Nevertheless it’s still the right thing to do. The damage to the environment is real. The threat to our biodiversity is real. The cost to our health is real. The loss of man-hours sitting in traffic jams is very, very real. If the one time costs are too much, we can phase out the subsidies slowly and tack on the tax as part of the program at the end. But sooner or later, shock therapy or slow evolution, this is a road we should travel.


  1. Yes, but if people spend that much on petrol taxes, they will have less to spend elsewhere. Wouldn't that be a negative effect on economic output? You would then have to shave off several percentage points on GDP and you'd be worse off, no?

  2. Rodger, yes they would individually, at first. But collectively they wouldn't - less healthcare costs, less congestion, less lost productivity, less environmental damage.

    That's the point of a Pigovian tax - you tax to the point that the social costs equals social benefit. As it is now, social costs are high and borne by everybody, but social benefits are lower and accrue only to users. There's two cars for every adult in this country - that's not a healthy situation. Who benefits the most from petrol subsidies? Clue: it's not the poor and low income groups.

    Since petrol use is inelastic in the short run, yes there would be a loss in measured GDP over the short term. But I would expect a higher growth path once people adjust.

  3. If you use Petronas, they post notices highlighting market price of fuel per litre and the amount subsidised. If I recall correctly, the indicated market price is in the RM3.80 range for RON95.
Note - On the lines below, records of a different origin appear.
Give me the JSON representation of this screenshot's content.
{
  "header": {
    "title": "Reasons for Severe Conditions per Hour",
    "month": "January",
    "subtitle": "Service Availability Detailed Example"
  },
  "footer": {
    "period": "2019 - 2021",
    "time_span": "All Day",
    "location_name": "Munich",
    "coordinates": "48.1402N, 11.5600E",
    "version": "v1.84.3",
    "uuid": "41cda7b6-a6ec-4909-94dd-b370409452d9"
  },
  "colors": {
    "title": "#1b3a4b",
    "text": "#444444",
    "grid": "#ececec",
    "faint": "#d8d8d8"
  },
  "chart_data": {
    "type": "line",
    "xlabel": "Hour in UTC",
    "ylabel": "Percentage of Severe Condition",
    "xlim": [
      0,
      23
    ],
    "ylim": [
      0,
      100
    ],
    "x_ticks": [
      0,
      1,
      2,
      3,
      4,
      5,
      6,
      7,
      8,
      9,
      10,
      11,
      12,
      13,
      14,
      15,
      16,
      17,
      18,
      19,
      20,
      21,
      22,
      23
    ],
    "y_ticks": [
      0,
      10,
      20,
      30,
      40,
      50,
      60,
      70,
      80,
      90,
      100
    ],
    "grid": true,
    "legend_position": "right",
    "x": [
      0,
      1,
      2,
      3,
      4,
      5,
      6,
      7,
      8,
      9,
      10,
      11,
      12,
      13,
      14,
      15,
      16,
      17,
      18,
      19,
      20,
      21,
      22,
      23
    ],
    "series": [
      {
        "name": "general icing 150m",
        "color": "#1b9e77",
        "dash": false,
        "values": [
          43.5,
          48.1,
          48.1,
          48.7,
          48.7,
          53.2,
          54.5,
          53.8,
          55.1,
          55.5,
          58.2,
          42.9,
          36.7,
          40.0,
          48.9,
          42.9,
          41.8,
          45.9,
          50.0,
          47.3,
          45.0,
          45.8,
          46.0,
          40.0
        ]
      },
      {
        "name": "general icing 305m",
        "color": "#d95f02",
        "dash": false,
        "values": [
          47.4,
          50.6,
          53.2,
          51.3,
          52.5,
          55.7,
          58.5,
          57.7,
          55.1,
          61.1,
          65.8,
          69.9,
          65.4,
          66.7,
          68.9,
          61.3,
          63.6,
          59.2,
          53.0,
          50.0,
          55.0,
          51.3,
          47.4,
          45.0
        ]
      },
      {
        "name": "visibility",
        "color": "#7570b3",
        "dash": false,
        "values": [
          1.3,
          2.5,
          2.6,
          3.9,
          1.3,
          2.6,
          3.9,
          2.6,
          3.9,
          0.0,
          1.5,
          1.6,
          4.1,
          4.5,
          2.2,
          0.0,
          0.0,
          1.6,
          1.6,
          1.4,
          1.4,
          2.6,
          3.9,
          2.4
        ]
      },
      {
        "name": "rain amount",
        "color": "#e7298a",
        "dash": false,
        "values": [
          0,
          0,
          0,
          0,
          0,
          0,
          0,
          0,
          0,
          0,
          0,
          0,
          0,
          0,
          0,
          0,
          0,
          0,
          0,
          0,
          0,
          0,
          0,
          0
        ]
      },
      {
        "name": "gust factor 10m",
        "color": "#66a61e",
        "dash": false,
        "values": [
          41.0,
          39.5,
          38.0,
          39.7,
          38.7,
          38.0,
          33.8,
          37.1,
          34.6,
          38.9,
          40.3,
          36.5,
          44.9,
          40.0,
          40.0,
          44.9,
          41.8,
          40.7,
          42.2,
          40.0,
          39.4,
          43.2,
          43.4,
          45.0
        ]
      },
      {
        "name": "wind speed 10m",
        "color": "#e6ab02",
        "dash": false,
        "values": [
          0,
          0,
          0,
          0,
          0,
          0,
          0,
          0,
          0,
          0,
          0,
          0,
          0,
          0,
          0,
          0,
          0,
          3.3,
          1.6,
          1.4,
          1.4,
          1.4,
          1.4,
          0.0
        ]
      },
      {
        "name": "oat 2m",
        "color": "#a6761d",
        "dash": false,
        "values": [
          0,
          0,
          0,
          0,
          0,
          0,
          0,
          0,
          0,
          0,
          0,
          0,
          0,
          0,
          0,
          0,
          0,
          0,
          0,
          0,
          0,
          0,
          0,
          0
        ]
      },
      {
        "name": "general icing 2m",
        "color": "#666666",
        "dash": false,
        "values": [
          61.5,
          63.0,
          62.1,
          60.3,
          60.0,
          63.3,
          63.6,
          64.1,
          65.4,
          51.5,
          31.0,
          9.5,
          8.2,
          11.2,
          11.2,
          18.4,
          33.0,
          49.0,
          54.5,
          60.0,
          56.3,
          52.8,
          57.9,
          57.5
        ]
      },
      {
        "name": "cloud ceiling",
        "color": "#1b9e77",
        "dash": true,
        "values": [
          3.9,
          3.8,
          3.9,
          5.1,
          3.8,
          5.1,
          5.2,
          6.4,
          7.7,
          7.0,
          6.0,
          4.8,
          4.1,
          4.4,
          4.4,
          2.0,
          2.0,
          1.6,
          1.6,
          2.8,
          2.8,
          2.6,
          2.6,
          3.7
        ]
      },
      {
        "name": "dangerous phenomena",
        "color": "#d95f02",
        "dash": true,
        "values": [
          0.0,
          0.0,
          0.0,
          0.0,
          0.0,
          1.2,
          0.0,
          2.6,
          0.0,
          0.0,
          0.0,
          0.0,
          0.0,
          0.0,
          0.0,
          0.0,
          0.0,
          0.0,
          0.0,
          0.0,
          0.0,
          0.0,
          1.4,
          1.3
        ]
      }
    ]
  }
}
    A 25% petrol tax at market price would bring the price to RM4.75 assuming the price of oil doesn't keep increasing.

  4. tasstaafl,

    The market price was RM2.75 for RON95 a couple of weeks back, though with the recent gyrations in the oil price I suspect that's probably a few sen off.

  5. Hisham,

    Just visited a Petronas station. Apparently, the listed market price for October 2011 of RM3.33 (I think) on their notices includes an component called "tax forgone" amounting to about RM0.58 or thereabouts.

    Just FYI.

  6. Sales and service tax, plus excise duty. Yes, I'd forgotten that part. That means the free-market price would be RM2.75 or thereabouts.